“Success requires the sacrifice of hours, but complacency requires the sacrifice of dreams.
We pay the price of an extraordinary life or the regrets of an average life.”
— J. Soforic, The Wealthy Gardener
We all pay a price for our choices. Even not choosing is a choice. A life without the pursuit of dreams or purpose is a questionable existence. Perhaps this is why my retirement seven years ago was so brief—complacency leads to decline, and decline is not fun.
Why Work So Hard?
According to economists MacKerron and Bryson, working ranks just above being sick in bed as one of the most miserable states of unhappiness. However, the key difference lies in agency and choice—working with autonomy and purpose is vastly different from working without them.
“Find a job you enjoy doing, and you will never have to work a day in your life.”
— Attributed to Mark Twain
The perfect job likely doesn’t exist.

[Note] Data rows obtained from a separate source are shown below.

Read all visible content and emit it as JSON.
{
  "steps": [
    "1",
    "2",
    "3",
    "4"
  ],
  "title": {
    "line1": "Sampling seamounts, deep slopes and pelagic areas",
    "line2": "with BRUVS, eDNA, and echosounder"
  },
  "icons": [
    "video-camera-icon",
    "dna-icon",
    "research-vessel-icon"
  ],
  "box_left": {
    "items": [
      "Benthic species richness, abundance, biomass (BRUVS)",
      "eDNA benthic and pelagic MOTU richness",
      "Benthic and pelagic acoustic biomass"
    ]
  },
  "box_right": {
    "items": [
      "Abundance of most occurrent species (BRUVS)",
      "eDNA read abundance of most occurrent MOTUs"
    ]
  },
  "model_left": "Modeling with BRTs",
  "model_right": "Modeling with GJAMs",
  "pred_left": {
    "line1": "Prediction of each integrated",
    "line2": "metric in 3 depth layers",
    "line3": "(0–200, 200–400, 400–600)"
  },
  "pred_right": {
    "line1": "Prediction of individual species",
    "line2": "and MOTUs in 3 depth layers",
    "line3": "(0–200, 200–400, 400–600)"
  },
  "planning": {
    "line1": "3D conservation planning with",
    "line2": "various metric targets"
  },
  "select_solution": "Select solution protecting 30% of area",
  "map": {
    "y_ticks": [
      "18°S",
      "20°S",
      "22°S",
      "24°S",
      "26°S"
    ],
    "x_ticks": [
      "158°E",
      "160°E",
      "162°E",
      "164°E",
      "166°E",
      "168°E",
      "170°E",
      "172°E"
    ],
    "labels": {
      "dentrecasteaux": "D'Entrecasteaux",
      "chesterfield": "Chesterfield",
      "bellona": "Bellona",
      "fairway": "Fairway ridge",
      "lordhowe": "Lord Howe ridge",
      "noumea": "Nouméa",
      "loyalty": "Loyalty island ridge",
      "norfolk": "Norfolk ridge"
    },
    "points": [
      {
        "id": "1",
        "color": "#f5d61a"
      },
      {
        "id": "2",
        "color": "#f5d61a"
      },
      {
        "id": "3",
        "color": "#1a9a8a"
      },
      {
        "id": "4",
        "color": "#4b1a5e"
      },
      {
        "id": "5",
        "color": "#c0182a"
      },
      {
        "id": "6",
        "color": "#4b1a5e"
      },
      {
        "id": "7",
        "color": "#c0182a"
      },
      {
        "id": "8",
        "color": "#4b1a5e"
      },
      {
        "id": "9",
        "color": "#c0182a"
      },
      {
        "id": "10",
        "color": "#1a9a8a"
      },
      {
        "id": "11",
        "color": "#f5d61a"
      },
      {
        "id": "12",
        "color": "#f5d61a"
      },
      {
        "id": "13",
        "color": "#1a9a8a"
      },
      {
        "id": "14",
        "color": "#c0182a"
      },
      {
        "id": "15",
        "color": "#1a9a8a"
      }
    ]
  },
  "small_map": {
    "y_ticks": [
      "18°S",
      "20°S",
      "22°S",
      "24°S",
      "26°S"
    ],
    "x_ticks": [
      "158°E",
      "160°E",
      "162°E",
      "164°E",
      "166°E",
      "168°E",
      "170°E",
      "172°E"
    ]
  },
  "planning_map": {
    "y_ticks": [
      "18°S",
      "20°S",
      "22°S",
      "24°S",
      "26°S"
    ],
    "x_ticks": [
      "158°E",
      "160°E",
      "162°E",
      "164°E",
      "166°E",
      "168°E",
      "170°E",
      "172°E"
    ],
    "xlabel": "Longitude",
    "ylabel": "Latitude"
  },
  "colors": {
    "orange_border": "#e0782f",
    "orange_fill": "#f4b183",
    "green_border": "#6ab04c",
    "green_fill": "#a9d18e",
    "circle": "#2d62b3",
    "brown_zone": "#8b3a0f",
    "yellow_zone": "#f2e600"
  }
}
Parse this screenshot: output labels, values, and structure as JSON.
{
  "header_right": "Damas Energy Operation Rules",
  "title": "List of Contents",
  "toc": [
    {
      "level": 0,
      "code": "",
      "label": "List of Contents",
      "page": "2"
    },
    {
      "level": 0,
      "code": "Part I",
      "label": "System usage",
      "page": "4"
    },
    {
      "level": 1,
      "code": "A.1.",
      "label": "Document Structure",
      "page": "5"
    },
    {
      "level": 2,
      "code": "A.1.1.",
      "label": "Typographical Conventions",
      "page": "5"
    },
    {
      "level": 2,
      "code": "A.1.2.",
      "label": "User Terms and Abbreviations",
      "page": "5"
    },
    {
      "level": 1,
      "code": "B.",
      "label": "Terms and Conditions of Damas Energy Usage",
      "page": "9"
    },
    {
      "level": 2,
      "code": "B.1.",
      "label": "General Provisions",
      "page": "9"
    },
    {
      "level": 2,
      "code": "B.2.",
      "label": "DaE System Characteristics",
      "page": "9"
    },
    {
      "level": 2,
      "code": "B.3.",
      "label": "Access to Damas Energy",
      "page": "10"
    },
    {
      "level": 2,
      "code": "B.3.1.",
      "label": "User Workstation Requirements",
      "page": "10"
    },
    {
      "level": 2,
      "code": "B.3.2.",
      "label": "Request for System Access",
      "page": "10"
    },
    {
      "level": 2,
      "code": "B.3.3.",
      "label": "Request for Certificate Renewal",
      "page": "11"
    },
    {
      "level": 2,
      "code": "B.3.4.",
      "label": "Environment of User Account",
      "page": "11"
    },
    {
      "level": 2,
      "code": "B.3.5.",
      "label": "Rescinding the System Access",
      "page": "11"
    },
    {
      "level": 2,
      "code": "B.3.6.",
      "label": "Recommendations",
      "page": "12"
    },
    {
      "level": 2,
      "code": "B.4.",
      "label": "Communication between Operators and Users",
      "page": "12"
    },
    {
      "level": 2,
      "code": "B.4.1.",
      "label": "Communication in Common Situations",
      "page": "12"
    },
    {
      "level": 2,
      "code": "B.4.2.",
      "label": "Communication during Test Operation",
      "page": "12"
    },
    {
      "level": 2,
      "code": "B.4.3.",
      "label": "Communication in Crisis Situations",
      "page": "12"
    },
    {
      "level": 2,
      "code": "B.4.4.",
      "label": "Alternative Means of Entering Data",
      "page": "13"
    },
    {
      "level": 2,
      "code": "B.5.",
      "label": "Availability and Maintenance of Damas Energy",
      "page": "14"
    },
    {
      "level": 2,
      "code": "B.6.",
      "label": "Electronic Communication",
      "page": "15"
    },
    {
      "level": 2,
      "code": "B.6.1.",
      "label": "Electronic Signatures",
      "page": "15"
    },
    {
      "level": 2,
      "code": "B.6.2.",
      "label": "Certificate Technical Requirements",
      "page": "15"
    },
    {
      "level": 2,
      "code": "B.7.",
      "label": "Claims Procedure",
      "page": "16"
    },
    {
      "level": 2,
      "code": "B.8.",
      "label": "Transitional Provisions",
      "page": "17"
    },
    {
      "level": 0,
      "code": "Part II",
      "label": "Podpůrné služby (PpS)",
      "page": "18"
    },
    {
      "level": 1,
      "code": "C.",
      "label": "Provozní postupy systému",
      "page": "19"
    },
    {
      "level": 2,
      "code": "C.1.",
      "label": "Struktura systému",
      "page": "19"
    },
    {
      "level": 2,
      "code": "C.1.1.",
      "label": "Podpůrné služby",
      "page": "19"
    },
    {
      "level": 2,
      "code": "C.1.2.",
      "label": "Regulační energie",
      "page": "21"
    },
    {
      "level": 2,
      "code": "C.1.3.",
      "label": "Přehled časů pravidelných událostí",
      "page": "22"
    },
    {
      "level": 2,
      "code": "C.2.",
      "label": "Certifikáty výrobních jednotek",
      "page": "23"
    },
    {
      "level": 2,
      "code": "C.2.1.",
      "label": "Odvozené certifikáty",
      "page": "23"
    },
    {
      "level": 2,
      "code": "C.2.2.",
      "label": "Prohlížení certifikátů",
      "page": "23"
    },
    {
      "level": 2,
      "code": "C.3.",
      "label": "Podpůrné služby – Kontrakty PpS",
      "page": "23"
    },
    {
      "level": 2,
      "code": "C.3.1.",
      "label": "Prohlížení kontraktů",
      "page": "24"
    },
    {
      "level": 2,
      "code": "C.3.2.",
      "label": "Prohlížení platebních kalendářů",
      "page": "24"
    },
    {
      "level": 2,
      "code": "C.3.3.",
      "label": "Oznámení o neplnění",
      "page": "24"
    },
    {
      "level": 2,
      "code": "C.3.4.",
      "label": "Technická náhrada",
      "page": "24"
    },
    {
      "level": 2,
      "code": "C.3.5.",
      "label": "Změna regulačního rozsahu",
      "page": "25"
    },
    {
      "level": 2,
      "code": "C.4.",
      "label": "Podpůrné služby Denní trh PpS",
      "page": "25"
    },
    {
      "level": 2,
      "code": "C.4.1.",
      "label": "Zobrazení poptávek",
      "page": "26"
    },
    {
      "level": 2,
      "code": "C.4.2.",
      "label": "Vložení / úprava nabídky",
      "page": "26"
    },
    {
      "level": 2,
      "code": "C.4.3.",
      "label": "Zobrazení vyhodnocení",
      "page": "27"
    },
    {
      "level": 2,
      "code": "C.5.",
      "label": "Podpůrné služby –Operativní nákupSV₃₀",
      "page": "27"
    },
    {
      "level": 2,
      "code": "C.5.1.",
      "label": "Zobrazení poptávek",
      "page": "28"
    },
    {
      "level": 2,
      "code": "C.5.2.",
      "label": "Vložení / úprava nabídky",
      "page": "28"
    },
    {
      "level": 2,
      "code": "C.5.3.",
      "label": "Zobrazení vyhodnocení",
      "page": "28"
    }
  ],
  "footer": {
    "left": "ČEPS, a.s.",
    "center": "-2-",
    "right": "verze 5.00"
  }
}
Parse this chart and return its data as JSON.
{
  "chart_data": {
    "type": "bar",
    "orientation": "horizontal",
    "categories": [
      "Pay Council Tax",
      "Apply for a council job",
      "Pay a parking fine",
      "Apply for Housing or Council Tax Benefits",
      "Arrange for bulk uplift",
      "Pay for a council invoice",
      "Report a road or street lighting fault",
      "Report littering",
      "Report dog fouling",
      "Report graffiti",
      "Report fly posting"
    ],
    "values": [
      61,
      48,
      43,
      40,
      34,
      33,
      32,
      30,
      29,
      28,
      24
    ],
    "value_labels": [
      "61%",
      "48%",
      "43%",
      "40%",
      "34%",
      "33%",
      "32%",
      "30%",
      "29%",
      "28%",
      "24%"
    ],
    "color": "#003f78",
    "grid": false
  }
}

The second-best option? Acquiring the power to reshape the work you do. In a capitalist society, that power comes from money—money that buys security, freedom, and control over one’s time. It enables a doctor to garden every other day or a successful professional to choose farming as a passion rather than a necessity.
The Path to Agency
Success is not about accumulating money for its own sake; it’s about creating the optionality to design a fulfilling life. Accepting complacency isn’t okay. Being merely “okay” isn’t okay. A life without power over one’s time is a life constrained.
The way out? Pay the price. Sacrifice the hours. Do the reps. Eat the frog. Pursue the extraordinary, even when the climb is daunting and strenuous.